Traffic optimization: the road is for everyone
The challenges our society faces are becoming more and more concrete. We need to reduce CO2 and nitrogen emissions. We need to build 900,000 homes in our cities. We need to accommodate vulnerable road users better. And we need to encourage cycling and the use of public transport. And all these challenges are interrelated.
Ideally, we would like to meet these challenges with a data-driven approach. But what kind of data do we have? We are actually quite myopic when it comes to possibilities for improvement in traffic. Pedestrians, cyclists, wheelchair and walker users often don’t feature in measurements, and we are unable to distinguish between freight trucks and delivery vans.
A data-driven approach is a challenge. The underlying principle is that the road is for everyone and that everyone has the right to be seen and to receive information. Everyone deserves a smooth journey and safety.
Vanuit deze visie zijn we aan de slag gegaan in de Verenigde Staten. In San Francisco hadden we drie hoofddoelstellingen voor tien On the basis of this vision, we set to work in the United States. We had three main goals in respect of ten consecutive intersections on 3rd Street in San Francisco:
- Improve public transport and the efficiency of the Light Rail Vehicle (LRV);
- Improve pedestrian crossings, including for large groups;
- Ensure 1 and 2 have minimum impact on the flow of motorized traffic.

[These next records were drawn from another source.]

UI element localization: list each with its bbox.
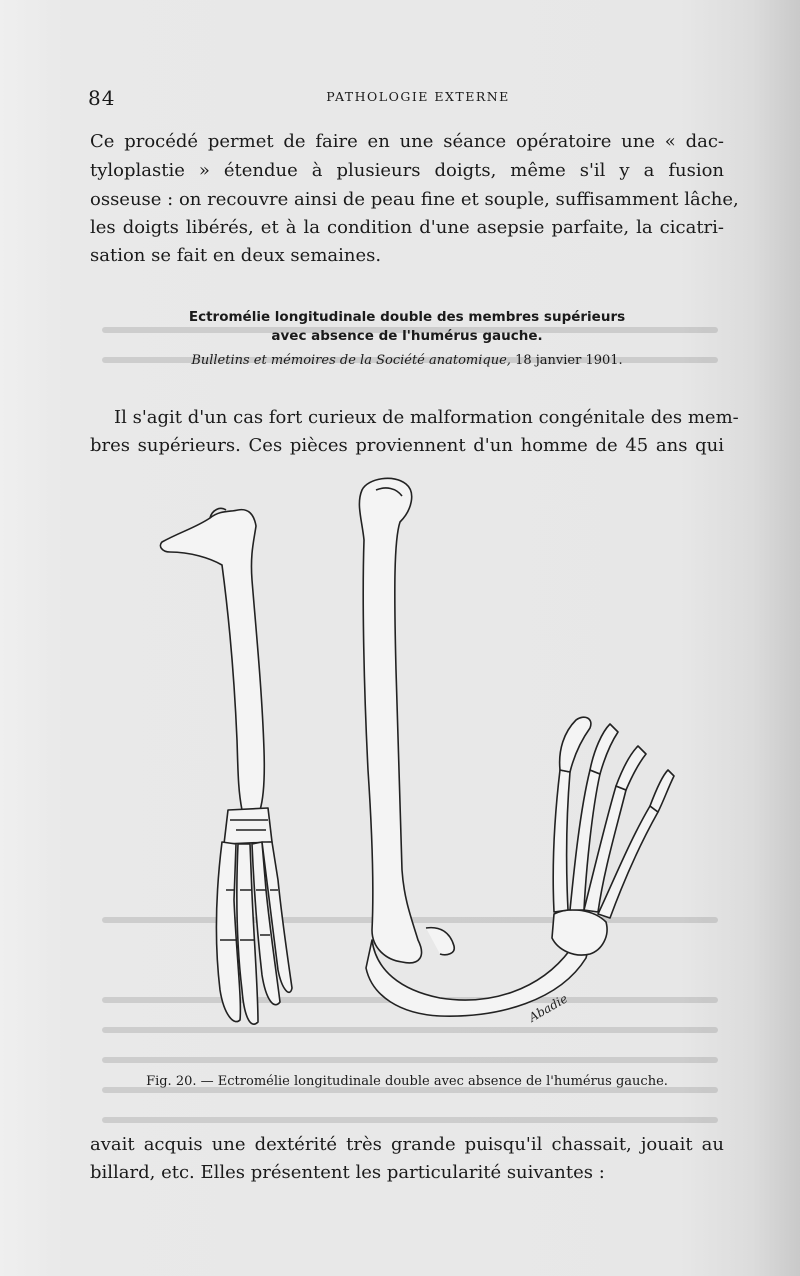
body-text-line: billard, etc. Elles présentent les particularité suivantes : <box>90 1162 605 1183</box>
bone-illustration <box>150 470 710 1070</box>
body-text-line: osseuse : on recouvre ainsi de peau fine et souple, suffisamment lâche, <box>90 189 739 210</box>
body-text-line: Ce procédé permet de faire en une séance opératoire une « dac- <box>90 131 724 152</box>
body-text-line: avait acquis une dextérité très grande puisqu'il chassait, jouait au <box>90 1134 724 1155</box>
body-text-line: sation se fait en deux semaines. <box>90 245 382 266</box>
left-arm-bones <box>160 508 292 1024</box>
right-hand-bones <box>552 717 674 955</box>
body-text-line: Il s'agit d'un cas fort curieux de malformation congénitale des mem- <box>114 407 739 428</box>
caption-text: — Ectromélie longitudinale double avec absence de l'humérus gauche. <box>200 1074 668 1089</box>
body-text-line: tyloplastie » étendue à plusieurs doigts, même s'il y a fusion <box>90 160 724 181</box>
section-title: Ectromélie longitudinale double des membres supérieurs <box>188 309 626 325</box>
body-text-line: bres supérieurs. Ces pièces proviennent d'un homme de 45 ans qui <box>90 435 724 456</box>
running-title: PATHOLOGIE EXTERNE <box>326 89 510 104</box>
right-humerus <box>359 478 421 963</box>
source-reference <box>90 351 724 371</box>
page-number: 84 <box>88 86 116 110</box>
caption-label: Fig. 20. <box>146 1074 197 1089</box>
body-text-line: les doigts libérés, et à la condition d'une asepsie parfaite, la cicatri- <box>90 217 724 238</box>
section-title: avec absence de l'humérus gauche. <box>271 328 543 344</box>
figure-caption <box>90 1074 724 1089</box>
source-date: 18 janvier 1901. <box>515 353 623 368</box>
artist-signature: Abadie <box>526 991 570 1025</box>
source-title: Bulletins et mémoires de la Société anatomique, <box>191 353 511 368</box>
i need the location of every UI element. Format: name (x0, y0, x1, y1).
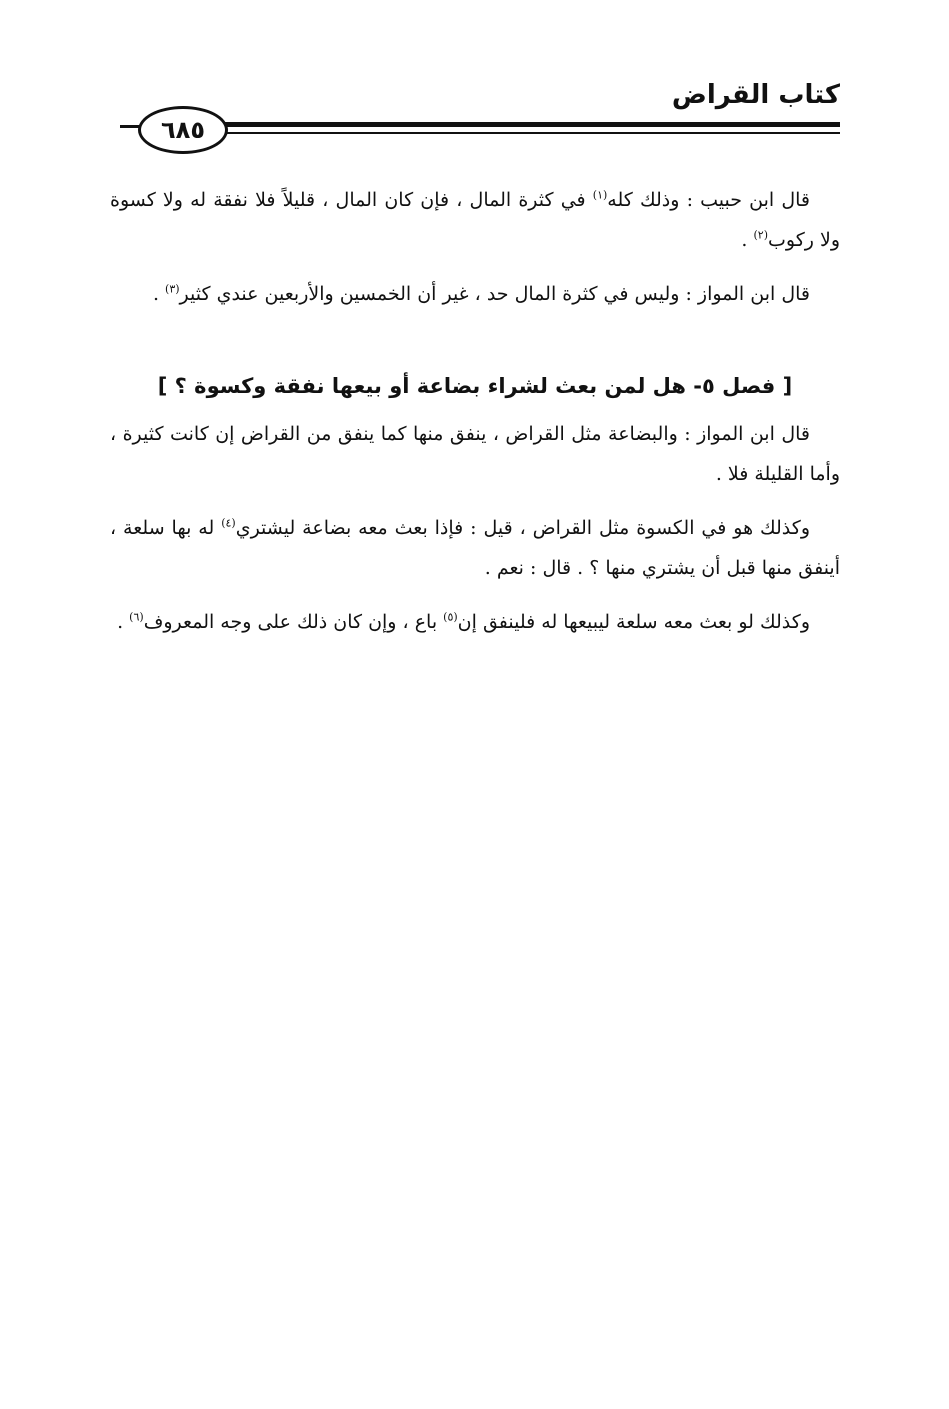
paragraph-5-text-a: وكذلك لو بعث معه سلعة ليبيعها له فلينفق إن (457, 611, 810, 633)
footnote-ref-3: (٣) (165, 282, 180, 296)
paragraph-1-text-b: في كثرة المال ، فإن كان المال ، قليلاً فلا نفقة له ولا كسوة ولا ركوب (110, 189, 840, 251)
paragraph-2 (110, 274, 840, 314)
book-title: كتاب القراض (671, 80, 840, 110)
paragraph-1 (110, 180, 840, 260)
paragraph-4-text-a: وكذلك هو في الكسوة مثل القراض ، قيل : فإذا بعث معه بضاعة ليشتري (235, 517, 810, 539)
page-body (110, 180, 840, 656)
footnote-ref-2: (٢) (753, 228, 769, 242)
paragraph-4-text-b: له بها سلعة ، أينفق منها قبل أن يشتري منها ؟ . قال : نعم . (110, 517, 840, 579)
footnote-ref-1: (١) (592, 188, 608, 202)
footnote-ref-5: (٥) (443, 610, 458, 624)
section-heading: [ فصل ٥- هل لمن بعث لشراء بضاعة أو بيعها نفقة وكسوة ؟ ] (157, 374, 793, 398)
paragraph-5-text-b: باع ، وإن كان ذلك على وجه المعروف (143, 611, 444, 633)
page-number: ٦٨٥ (138, 106, 228, 154)
header-rule-thin (205, 132, 840, 134)
page-header (110, 80, 840, 155)
header-rule-thick (205, 122, 840, 127)
paragraph-4 (110, 508, 840, 588)
paragraph-1-text-c: . (741, 229, 754, 251)
paragraph-2-text-b: . (152, 283, 166, 305)
paragraph-3: قال ابن المواز : والبضاعة مثل القراض ، ينفق منها كما ينفق من القراض إن كانت كثيرة ، وأما القليلة فلا . (110, 423, 840, 485)
paragraph-5 (110, 602, 840, 642)
paragraph-1-text-a: قال ابن حبيب : وذلك كله (607, 189, 811, 211)
footnote-ref-4: (٤) (221, 516, 236, 530)
paragraph-5-text-c: . (117, 611, 130, 633)
footnote-ref-6: (٦) (129, 610, 144, 624)
paragraph-2-text-a: قال ابن المواز : وليس في كثرة المال حد ، غير أن الخمسين والأربعين عندي كثير (179, 283, 810, 305)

The City installed LiDAR sensors at the intersections to detect pedestrians, bipeds, personal vehicles, and freight vehicles. We complemented this information with LRV timetable data, fire department activation data, and data from our own FlowCube sensors (Visual AI) on people waiting on LRV platforms—including detection of wheelchair users. Thus, we created a ‘digital twin’ of the trajectory, which allowed us to realize our goals. LRV waiting time at a red light was reduced by as much as 73%!

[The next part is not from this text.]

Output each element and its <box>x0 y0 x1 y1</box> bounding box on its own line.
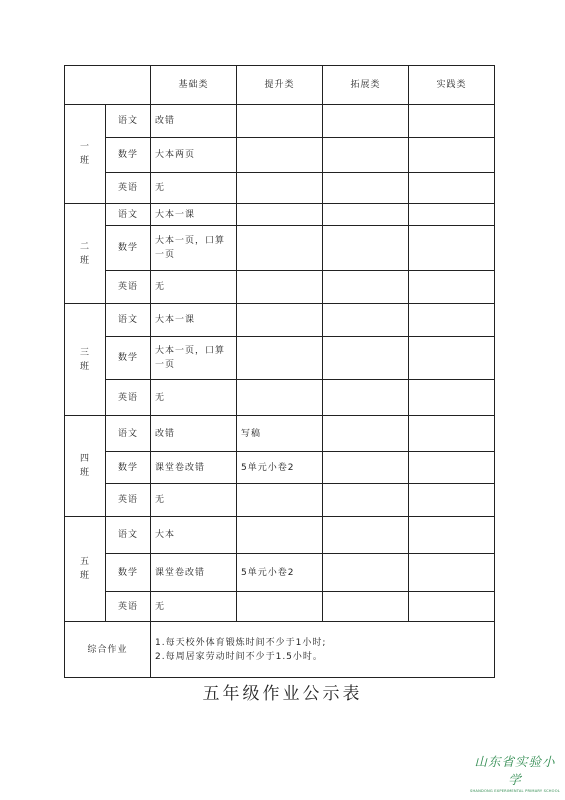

The cities of Dublin and Marysville in Ohio were also interested. Dublin assigns a low priority to vehicles. Emergency vehicles have the highest priority, followed by buses, snowplows, bikes, and pedestrians etc. But this does not mean cars should be inconvenienced. We installed FlowCube sensors at the intersections in Dublin to be able to categorize road users, and we are using this data to control the traffic lights. This allows us to stimulate multimodal flows of road users and to optimize traffic flow.
The implementation of the real-time digital twin and the multimodal intersection and trajectory controller in Marysville and Dublin is currently in its final stage. We are analyzing the data collected and the functioning of the traffic light controllers. The responses we have had from these cities are positive: waiting times are going down. In addition, these cities can now more easily prioritize traffic differently, for instance during road works or events.
This data-driven approach allows us to go beyond prioritization and optimization. Together with Goudappel, we are currently researching what can be further improved. For example, we are seeing ‘near misses’ in the data on intersections. These events negatively affect the feeling of safety of vulnerable road users such as parents with children, children, the elderly, and people with a disability. On the basis of this data, we are exploring, together with the City, what further improvements are possible, for example in the layout of intersections.
It pays to take a data-driven approach! But what about the cost? It’s not as expensive as you might think. We replace induction loops by a new sensor; use a central controller to replace signal plans and traffic management; and add a digital twin module. The result: a cost-neutral improvement with a great deal of potential!